Further, the court considered whether the international award was against Indian public policy or not. The Court relied on Renusagar Power Ltd v. General Electric Co to maintain the public policy defence, which could only be used where enforcing the award would breach the forum state's basic notions of morals and justice. The Court then cited Albert van den Berg's Commentary on "The New York Arbitration Convention, 1958: Towards a Uniform Judicial Interpretation" as well as ICCI's guide to infer that there would be no merits investigation.
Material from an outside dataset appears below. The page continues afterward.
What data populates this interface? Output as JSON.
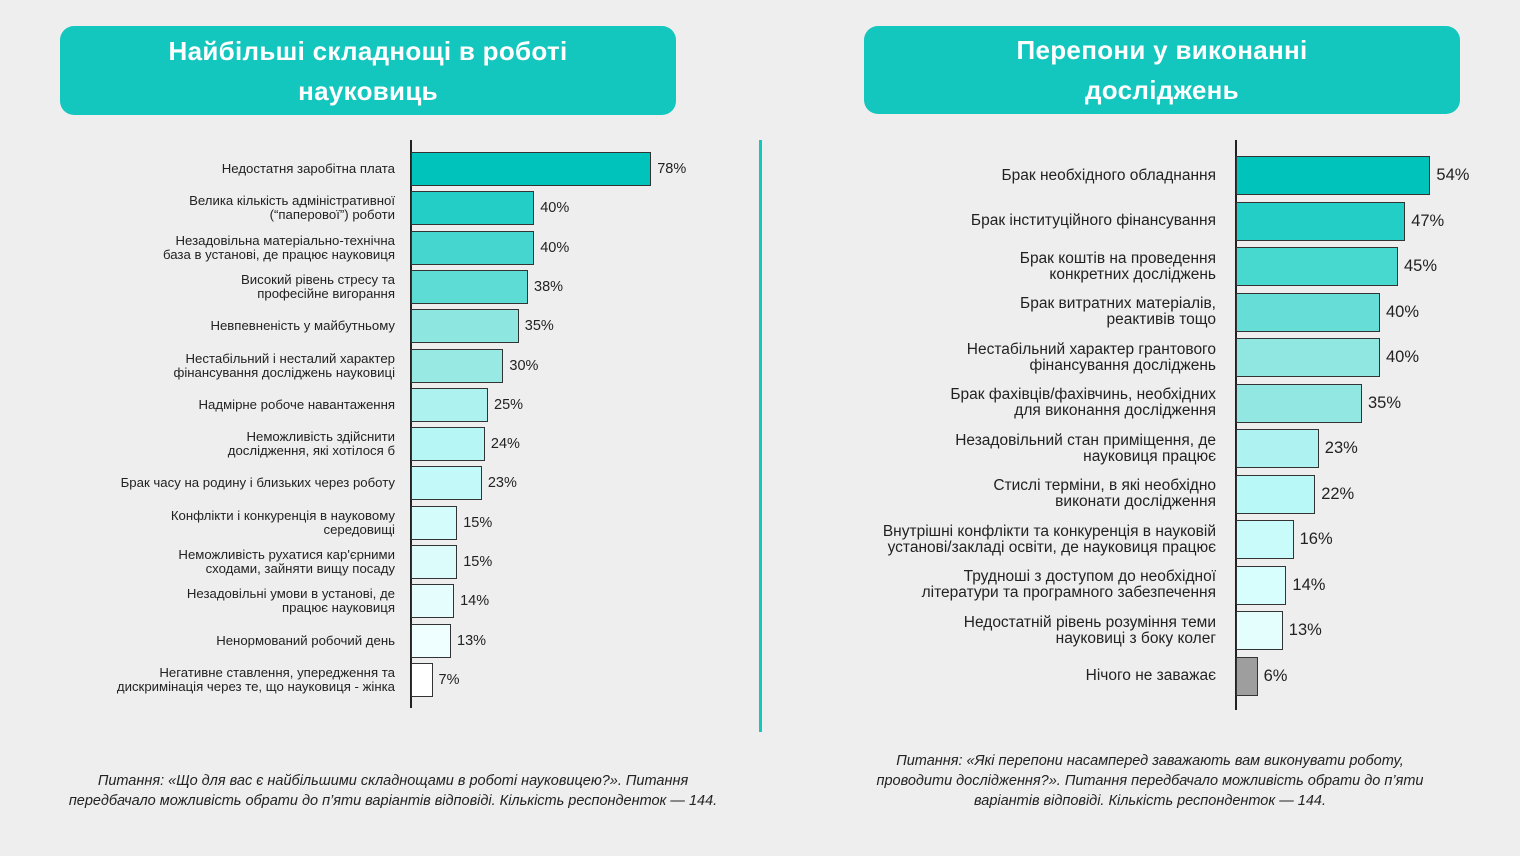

The Supreme Court's pro-enforcement approach in the Vedanta decision would have far-reaching implications in terms of making India a favoured arbitration centre and, as a result, encouraging an international venture environment. Having a pro-enforcement mechanism would go a long way toward building and transforming India into a foreign arbitration centre. Still, it will require drastic measures to do so. The government must take a strategy that encourages international investors to invest in India. In addition, for India to realise its dream of being a global arbitration centre, the courts will have to adopt the pro-arbitration framework, in which minimal interference is used while enforcing an international arbitral award, as depicted by the judiciary in the Vedanta Judgment.
In terms of amicus curiae appointments, one can confidently assume that the impact an amicus curiae can have on the court cannot be underestimated. As a result, amicus status can only be granted where the amicus provides any unique insight or knowledge that may help the court above what the parties' attorneys would offer. Also applicable is the criterion for amicus curiae admissibility.